Я был вынужден теперь вернуть паспорт Кекеши. Я всегда думал, что Кекеши один из многих тысяч умерших военнопленных, но сейчас я узнал, что он благополучно жив и в настоящее время обеспокоен отсутствием своего паспорта, который он одалживал своему товарищу на непродолжительное время. Единственное, что я мог получить взамен за столь короткое время, был паспорт галицийца, австрийского военнопленного по имени Владимир Кузимович. Это было крайне неподходящим для меня, так как, как галициец, я должен был бы в совершенстве говорить по-русски. Все австрийские пленные славяне — поляки, сербы, словаки, чехи и т. д. после четырех лет жизни в России говорили превосходно по-русски. Поэтому я вынужден был отказываться от паспортов военнопленных славянского происхождения.
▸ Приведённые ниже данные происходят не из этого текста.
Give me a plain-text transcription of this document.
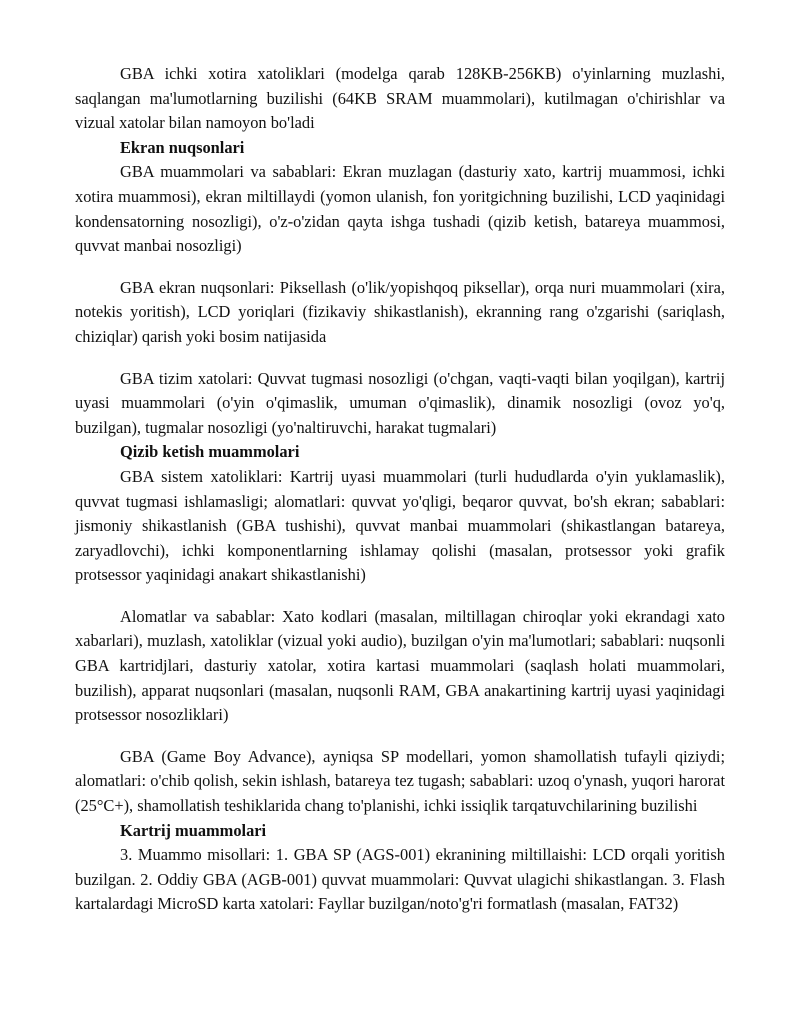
GBA ichki xotira xatoliklari (modelga qarab 128KB-256KB) o'yinlarning muzlashi, saqlangan ma'lumotlarning buzilishi (64KB SRAM muammolari), kutilmagan o'chirishlar va vizual xatolar bilan namoyon bo'ladi

Ekran nuqsonlari

GBA muammolari va sabablari: Ekran muzlagan (dasturiy xato, kartrij muammosi, ichki xotira muammosi), ekran miltillaydi (yomon ulanish, fon yoritgichning buzilishi, LCD yaqinidagi kondensatorning nosozligi), o'z-o'zidan qayta ishga tushadi (qizib ketish, batareya muammosi, quvvat manbai nosozligi)

GBA ekran nuqsonlari: Piksellash (o'lik/yopishqoq piksellar), orqa nuri muammolari (xira, notekis yoritish), LCD yoriqlari (fizikaviy shikastlanish), ekranning rang o'zgarishi (sariqlash, chiziqlar) qarish yoki bosim natijasida

GBA tizim xatolari: Quvvat tugmasi nosozligi (o'chgan, vaqti-vaqti bilan yoqilgan), kartrij uyasi muammolari (o'yin o'qimaslik, umuman o'qimaslik), dinamik nosozligi (ovoz yo'q, buzilgan), tugmalar nosozligi (yo'naltiruvchi, harakat tugmalari)

Qizib ketish muammolari

GBA sistem xatoliklari: Kartrij uyasi muammolari (turli hududlarda o'yin yuklamaslik), quvvat tugmasi ishlamasligi; alomatlari: quvvat yo'qligi, beqaror quvvat, bo'sh ekran; sabablari: jismoniy shikastlanish (GBA tushishi), quvvat manbai muammolari (shikastlangan batareya, zaryadlovchi), ichki komponentlarning ishlamay qolishi (masalan, protsessor yoki grafik protsessor yaqinidagi anakart shikastlanishi)

Alomatlar va sabablar: Xato kodlari (masalan, miltillagan chiroqlar yoki ekrandagi xato xabarlari), muzlash, xatoliklar (vizual yoki audio), buzilgan o'yin ma'lumotlari; sabablari: nuqsonli GBA kartridjlari, dasturiy xatolar, xotira kartasi muammolari (saqlash holati muammolari, buzilish), apparat nuqsonlari (masalan, nuqsonli RAM, GBA anakartining kartrij uyasi yaqinidagi protsessor nosozliklari)

GBA (Game Boy Advance), ayniqsa SP modellari, yomon shamollatish tufayli qiziydi; alomatlari: o'chib qolish, sekin ishlash, batareya tez tugash; sabablari: uzoq o'ynash, yuqori harorat (25°C+), shamollatish teshiklarida chang to'planishi, ichki issiqlik tarqatuvchilarining buzilishi

Kartrij muammolari

3. Muammo misollari: 1. GBA SP (AGS-001) ekranining miltillaishi: LCD orqali yoritish buzilgan. 2. Oddiy GBA (AGB-001) quvvat muammolari: Quvvat ulagichi shikastlangan. 3. Flash kartalardagi MicroSD karta xatolari: Fayllar buzilgan/noto'g'ri formatlash (masalan, FAT32)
Через день или два я получил паспорт румынского офицера военнопленного по имени Георгий Чу ка. Я был рад получить паспорт румынского австро-венгра. В городе было так много венгров и так много из них примкнуло к большевикам, что отсутствие у меня знания венгерского языка должно было бросаться в глаза. Румын было немного, так что риск был не столь велик. Я мог сойти за румынского военнопленного с поверхностным знанием немецкого языка, если рядом не было румына, который бы мог уличить меня в мошенничестве. Фактически я делал все возможное, чтобы избегать любых таких положений. Например, я никогда не рисковал оставаться на улице во время комендантского часа. Однажды я возвращался домой почти за четверть часа до его наступления, когда был остановлен полицейским со словами «Стой, товарищ!». Он упрекнул меня, что уже слишком поздно. Я показал ему свои часы, и он сказал «Хорошо, поторапливайтесь!» Задолго до наступления комендантского часа улицы становились практически пустынными, так как люди старались избегать нежелательных контактов с полицией. Однажды, когда мы услышали, что комендантский час изменен, мы позвонили в полицию, чтобы спросить их. Они с удивлением захотели выяснить, кто это захотел про это узнать!
Глава ХII
Снова Ташкент
Одно из первых дел, которое я сделал после своего возвращения в Ташкент, была консультация у хорошего русского доктора по поводу моей ноги. Мне надо было найти надежного человека и рассказать ему, кто я был на самом деле. Это было сделать не сложно, и консультация состоялась. Врач сказал, что сартовский врач, лечивший меня в горах, на самом деле сделал все правильно. Он порекомендовал делать массаж. Он сказал, что в городе есть хорошая массажистка. Я сказал, что в моем специфическом положении самое главное — видеться как можно с меньшим количеством людей и мои знакомства должны быть очень избирательными. Могу ли я полагаться на эту массажистку в том, что она не будет задавать мне лишних вопросов и будет держать язык за зубами, если у нее возникнут подозрения, что я не совсем тот человек, про которого написано в моих бумагах? Доктор сказал, что этим людям ничего не остается делать, как только болтать, пока они заняты своей работой, и что молчаливых и осторожных массажисток не существует, особенно в России. Поэтому мне пришлось оставить все мысли относительно массажа.